‘s Avonds staat er recreatie op het rooster. We mogen anderhalf uur in de centrale ruimte, waar onze cellen op uitkomen, even doen waar we zin in hebben. Aan de muur hangen twee telefoons waar je even rustig gebruik van kunt maken. Hier let niemand op de tijd als je belt. Ik heb geluk dat ik bij binnenkomst een nieuwe telefoonkaart heb gekregen. Ik bel naar huis met de euro die erop staat, met het laatste nieuws. De opluchting dat ik hier geplaatst ben is groot. Ik voel me een stuk rustiger. De sfeer hier is veel ontspannender dan in de Koepel. Hier geen onuitstaanbaar chagrijnige bewaarders, geen honderden verschillende gedetineerden. Hier heerst rust en regelmaat.

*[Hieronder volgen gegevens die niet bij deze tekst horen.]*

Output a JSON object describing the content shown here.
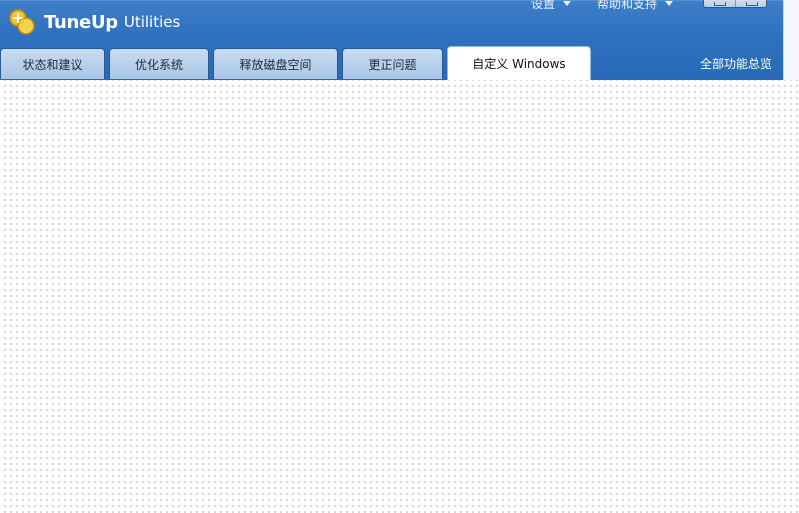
{
  "app": {
    "brand": "TuneUp",
    "product": "Utilities"
  },
  "top_menu": {
    "settings_label": "设置",
    "help_label": "帮助和支持"
  },
  "tabs": [
    {
      "label": "状态和建议",
      "active": false
    },
    {
      "label": "优化系统",
      "active": false
    },
    {
      "label": "释放磁盘空间",
      "active": false
    },
    {
      "label": "更正问题",
      "active": false
    },
    {
      "label": "自定义 Windows",
      "active": true
    }
  ],
  "all_features_label": "全部功能总览",
  "colors": {
    "header_blue": "#2f71be",
    "tab_inactive": "#b3cdea",
    "logo_yellow": "#f4c430"
  },
  "icons": [
    "tuneup-logo-icon",
    "dropdown-caret-icon",
    "minimize-icon",
    "maximize-icon"
  ]
}
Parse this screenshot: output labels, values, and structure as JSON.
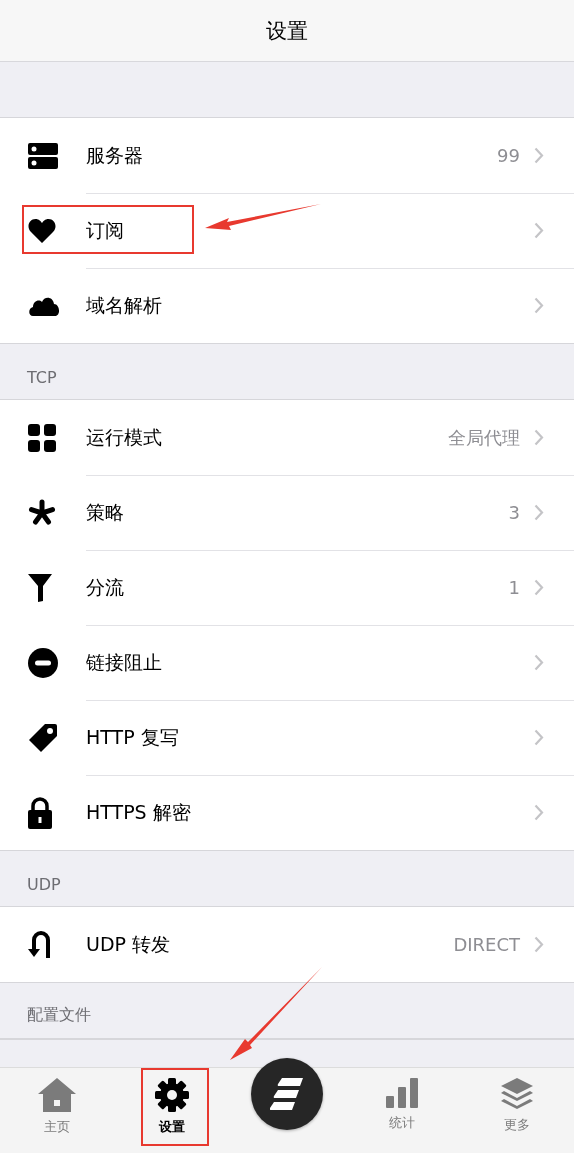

We spreken af dat mijn vrouw morgenochtend tijdens het bezoekuur langs komt. Het wordt een vroegertje, tussen 9:00 en 10:00 uur. Maar voor haar geeft dat niet, zegt ze. Eerst de kinderen naar school, dan komt ze meteen naar me toe. Het is de tweede keer dat we elkaar even kunnen zien. Ik vraag of er een beetje geld op mijn gevangenisrekening gestort kan worden. Dan kan ik een paar boodschapjes uit de gevangeniswinkel bestellen. Een pakje sigaretten, wat sap, een zak pepermunt. Haar broer wil wel vijftig euro storten, dan kan ik even vooruit. Omdat ik nu niet kan werken, krijg ik ook geen loon. We moeten extra zuinig zijn om de maand door te komen. Gelukkig zijn er mensen die ons een beetje kunnen helpen.

Aan de grote tafel zitten twee gedetineerden een kaartspel te doen. Ik loop erheen en stel me voor. Ook andere bewoners komen naar me toe. Ik schud de handen en vergeet de namen.
Sommigen vragen hoe lang ik moet zitten. Ik vertel dat het drie weken zijn en dat ik nu op de helft ben. En dat ik eerst in de Koepel heb gezeten. “Wat een zootje daar hè?” Ze praten erover. De Koepel staat niet goed bekend.
Bijna iedereen die hier zit heeft een fikse straf. Sommigen drie jaar, anderen vijf, en zelfs acht jaar komt voorbij. Dat betekent dat er zware delicten zijn gepleegd. Vrijwel allemaal moeten ze  iets heel ergs hebben gedaan. Wat ik zie zijn gewone mensen, zoals jij en ik. Met een verhaal. Waarbij er iets heel erg is misgegaan.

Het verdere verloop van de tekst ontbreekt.